Genre – Sci-Fi/Monsters
Director – Gareth Edwards
Cast – Bryan Cranston, Aaron Taylor-Johnson, Ken Wantanabe, Elizabeth Olsen, Sally Hawkins
Alluring element – Giant monsters, classic homage, family storyScorecard: Plot – 8 Acting – 9 Representation of Genre – 9 Cinematography – 9 Effects/Environment – 10 Captivity – 8 Logical consistency – 7 Originality/Creativity – 7 Soundtrack/Music – 8 Overall awesomeness – 9
I went to the movie theater this past Saturday expecting to see giant monsters destroying cities and each other. I was not disappointed in with that aspect. What I didn’t expect was the family story that made Godzilla more than just another kaiju smashfest. It’s a monster movie with heart. It actually takes close to an hour to even properly see the giant lizard.
Admittedly, during some parts of the movie, I found myself saying “Enough with this! Bring me giant monsters!” By the end of the movie, I realized that I was wrong with this sentiment. Godzilla is brought to us very much from the point of view of someone on the ground. We’re not meant to just sit back and watch terrible beasts duke it out in a random cityscape. The director, Gareth Edwards, wants to put you in San Francisco and makes you understand the real consequence of what’s going on. If you’re looking for Pacific Rim, which is awesome in its own right, you’re not going to find it here. This is more of a movie with monsters, rather than a monster movie. Gareth Edwards has done this very well before with Monsters; go rent it if you haven’t seen it.

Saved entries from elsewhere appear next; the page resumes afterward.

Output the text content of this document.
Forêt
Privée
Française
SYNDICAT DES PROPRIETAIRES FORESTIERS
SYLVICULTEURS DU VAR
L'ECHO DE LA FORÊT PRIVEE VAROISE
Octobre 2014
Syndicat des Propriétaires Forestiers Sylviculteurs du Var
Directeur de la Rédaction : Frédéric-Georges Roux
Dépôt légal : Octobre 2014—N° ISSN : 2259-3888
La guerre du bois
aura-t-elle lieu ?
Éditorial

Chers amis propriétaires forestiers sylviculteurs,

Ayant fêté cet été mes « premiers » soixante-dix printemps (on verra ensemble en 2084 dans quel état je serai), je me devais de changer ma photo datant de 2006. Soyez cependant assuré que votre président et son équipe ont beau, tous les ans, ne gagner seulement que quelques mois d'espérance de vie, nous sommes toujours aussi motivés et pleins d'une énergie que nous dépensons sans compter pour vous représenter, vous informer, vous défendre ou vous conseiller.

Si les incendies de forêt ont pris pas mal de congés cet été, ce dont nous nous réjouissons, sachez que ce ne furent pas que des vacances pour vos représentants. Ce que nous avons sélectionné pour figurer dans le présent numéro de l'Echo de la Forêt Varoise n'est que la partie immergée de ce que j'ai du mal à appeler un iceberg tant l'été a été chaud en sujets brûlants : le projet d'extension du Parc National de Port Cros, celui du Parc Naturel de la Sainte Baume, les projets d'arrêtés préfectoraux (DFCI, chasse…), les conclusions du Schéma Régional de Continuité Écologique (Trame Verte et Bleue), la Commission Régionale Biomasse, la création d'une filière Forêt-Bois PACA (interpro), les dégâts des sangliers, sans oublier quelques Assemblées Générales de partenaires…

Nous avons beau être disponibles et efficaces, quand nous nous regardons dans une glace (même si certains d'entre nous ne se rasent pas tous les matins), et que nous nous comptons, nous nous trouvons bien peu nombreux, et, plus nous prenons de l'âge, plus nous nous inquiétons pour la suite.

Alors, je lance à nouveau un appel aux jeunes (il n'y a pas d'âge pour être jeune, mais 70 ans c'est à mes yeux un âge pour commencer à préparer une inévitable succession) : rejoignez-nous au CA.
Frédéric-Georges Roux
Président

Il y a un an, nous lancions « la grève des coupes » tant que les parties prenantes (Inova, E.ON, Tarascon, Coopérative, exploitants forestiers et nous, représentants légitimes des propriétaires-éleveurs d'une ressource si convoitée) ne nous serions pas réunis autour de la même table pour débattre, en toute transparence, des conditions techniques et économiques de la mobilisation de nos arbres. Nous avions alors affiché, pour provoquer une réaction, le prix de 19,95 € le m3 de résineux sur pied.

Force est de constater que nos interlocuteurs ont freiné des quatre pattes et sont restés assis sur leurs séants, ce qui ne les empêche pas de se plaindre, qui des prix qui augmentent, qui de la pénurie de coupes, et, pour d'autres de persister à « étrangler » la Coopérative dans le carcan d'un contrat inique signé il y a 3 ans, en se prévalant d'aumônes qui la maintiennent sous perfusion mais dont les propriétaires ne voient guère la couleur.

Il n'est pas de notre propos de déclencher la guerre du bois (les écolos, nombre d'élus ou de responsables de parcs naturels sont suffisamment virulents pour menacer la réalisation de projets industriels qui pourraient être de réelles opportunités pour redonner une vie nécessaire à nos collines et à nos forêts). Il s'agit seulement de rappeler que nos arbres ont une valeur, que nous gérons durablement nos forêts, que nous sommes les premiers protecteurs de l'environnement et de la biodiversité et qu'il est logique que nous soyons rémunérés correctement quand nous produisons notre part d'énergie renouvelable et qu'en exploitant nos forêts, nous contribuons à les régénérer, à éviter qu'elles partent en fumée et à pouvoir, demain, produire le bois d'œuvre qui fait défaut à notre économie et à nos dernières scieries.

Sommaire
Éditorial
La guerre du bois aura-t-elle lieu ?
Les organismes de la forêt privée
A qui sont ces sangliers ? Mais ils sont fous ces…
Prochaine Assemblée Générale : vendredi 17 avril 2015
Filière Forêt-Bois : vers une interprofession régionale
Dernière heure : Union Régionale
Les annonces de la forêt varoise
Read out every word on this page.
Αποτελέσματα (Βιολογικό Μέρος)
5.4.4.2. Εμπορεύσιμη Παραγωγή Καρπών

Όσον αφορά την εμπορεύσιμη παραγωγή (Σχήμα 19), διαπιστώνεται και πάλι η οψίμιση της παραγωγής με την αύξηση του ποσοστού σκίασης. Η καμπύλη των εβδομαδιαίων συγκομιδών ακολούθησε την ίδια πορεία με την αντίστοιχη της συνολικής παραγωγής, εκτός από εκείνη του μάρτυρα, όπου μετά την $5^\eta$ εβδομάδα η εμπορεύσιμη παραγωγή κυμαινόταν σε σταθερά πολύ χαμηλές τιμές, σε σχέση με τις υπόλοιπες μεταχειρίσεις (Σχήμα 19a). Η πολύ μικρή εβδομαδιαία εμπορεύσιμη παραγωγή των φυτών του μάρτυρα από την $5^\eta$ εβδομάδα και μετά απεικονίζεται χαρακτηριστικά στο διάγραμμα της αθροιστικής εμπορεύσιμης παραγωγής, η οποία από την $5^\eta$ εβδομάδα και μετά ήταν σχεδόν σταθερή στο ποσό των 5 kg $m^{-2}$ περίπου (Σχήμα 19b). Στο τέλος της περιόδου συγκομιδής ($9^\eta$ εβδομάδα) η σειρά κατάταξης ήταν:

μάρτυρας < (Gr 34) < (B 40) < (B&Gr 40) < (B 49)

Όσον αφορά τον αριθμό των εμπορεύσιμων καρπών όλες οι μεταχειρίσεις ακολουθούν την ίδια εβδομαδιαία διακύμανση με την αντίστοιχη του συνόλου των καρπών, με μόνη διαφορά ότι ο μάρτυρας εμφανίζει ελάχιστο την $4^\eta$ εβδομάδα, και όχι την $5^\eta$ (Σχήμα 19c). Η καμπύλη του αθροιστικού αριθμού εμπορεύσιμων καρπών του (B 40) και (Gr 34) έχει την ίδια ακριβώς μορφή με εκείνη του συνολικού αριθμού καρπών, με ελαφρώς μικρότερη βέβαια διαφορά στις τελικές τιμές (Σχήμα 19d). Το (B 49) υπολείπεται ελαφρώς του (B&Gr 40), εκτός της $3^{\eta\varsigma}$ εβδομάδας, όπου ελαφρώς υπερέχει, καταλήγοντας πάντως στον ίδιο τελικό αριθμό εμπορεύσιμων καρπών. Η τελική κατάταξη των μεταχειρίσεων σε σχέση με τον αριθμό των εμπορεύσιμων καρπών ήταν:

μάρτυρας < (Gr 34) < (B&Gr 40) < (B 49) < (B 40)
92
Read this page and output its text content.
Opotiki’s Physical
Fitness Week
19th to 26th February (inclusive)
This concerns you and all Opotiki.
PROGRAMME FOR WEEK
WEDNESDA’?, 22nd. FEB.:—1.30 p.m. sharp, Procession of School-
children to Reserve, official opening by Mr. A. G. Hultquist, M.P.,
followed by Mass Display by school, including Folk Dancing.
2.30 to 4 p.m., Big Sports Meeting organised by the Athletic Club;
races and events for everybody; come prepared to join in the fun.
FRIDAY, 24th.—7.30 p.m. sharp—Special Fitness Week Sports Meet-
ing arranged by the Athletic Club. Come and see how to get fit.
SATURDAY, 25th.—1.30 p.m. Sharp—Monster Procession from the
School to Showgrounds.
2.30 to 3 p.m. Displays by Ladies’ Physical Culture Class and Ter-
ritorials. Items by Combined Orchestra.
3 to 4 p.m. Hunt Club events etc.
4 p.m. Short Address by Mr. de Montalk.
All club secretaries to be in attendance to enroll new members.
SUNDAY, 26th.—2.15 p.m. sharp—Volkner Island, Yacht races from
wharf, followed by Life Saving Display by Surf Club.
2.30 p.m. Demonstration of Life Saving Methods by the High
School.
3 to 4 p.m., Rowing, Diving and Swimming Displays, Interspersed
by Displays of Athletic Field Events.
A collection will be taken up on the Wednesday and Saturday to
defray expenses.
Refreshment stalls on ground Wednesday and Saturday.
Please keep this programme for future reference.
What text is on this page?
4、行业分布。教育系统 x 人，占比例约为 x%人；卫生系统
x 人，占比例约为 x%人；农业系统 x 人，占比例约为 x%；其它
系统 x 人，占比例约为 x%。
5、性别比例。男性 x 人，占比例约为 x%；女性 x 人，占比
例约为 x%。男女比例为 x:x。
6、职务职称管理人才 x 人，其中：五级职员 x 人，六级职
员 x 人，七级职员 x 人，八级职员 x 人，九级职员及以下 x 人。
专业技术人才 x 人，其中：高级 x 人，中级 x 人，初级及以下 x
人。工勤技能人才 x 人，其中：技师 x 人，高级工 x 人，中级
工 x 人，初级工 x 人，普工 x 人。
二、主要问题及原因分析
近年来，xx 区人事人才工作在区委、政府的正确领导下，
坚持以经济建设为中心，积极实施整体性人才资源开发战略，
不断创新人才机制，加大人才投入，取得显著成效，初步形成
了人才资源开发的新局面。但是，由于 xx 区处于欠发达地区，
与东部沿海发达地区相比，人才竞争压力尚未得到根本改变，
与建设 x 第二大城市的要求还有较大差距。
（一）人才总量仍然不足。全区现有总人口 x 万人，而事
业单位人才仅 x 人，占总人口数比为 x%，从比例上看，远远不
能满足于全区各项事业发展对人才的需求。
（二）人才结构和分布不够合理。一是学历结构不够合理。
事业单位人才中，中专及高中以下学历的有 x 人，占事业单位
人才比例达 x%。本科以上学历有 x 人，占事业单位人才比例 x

My biggest gripe with the king of monsters is the severe under-utilization of Brian Cranston. For what you do see of his performance it is intense and heart felt. Instead of Cranston, the story follows Aaron Taylor-Johnson, best known for playing Dave Lizewski from Kick-Ass. Johnson plays Cranston’s son, who is trying to get back home to his wife and son after bailing his father out of jail in Tokyo. I’m not typically a fan of Aaron Taylor-Johnson, but I have to say he did well. I pulled for him to get back to his family.
Ken Wantanabe was solid, as usual. He gives the characters a little bit of a terrible monster history lesson. Oh yeah Godzilla, and similar creatures, have been known about since the 1940’s. He plays a very stoic and soft-spoken scientist who has been studying these types of creatures for decades. Like Cranston, Wantanabe does not receive much screen type but still delivers a strong performance. His character is fairly forgettable though.
Now to the big guy. Yes, Godzilla appears to have been preparing for hibernation and has put on a few pounds. When you first see his elephant like foot come down it’s comical and exciting at the same time. It looks a little goofy but you realize quickly that you’re finally going to get the big reveal, and it’s not disappointing. I’m also very happy they stayed with tradition and kept Godzilla as the good guy in this movie. When he goes claw-to-claw with the other creatures, it’s a blast, and when you see the energy slowly build up starting in the tip of his tail the anticipation for giant laser/blue fire is palpable.
The FX team behind Godzilla did an excellent job at giving real emotion to the creatures. At certain points I really felt bad for the creatures designed as the villains. Godzilla is probably not the movie most people were expecting, and that’s a good thing. It’s deeper than what moviegoers were looking for, at least more than I was looking for. The length that the story goes to pleasantly surprised me. There were times I felt like they were just teasing me with the taste of a couple 300 foot monsters about to tear each other limb from limb; but once I realized what was going on I was satisfied with everything I got. Godzilla fights with serious brutality.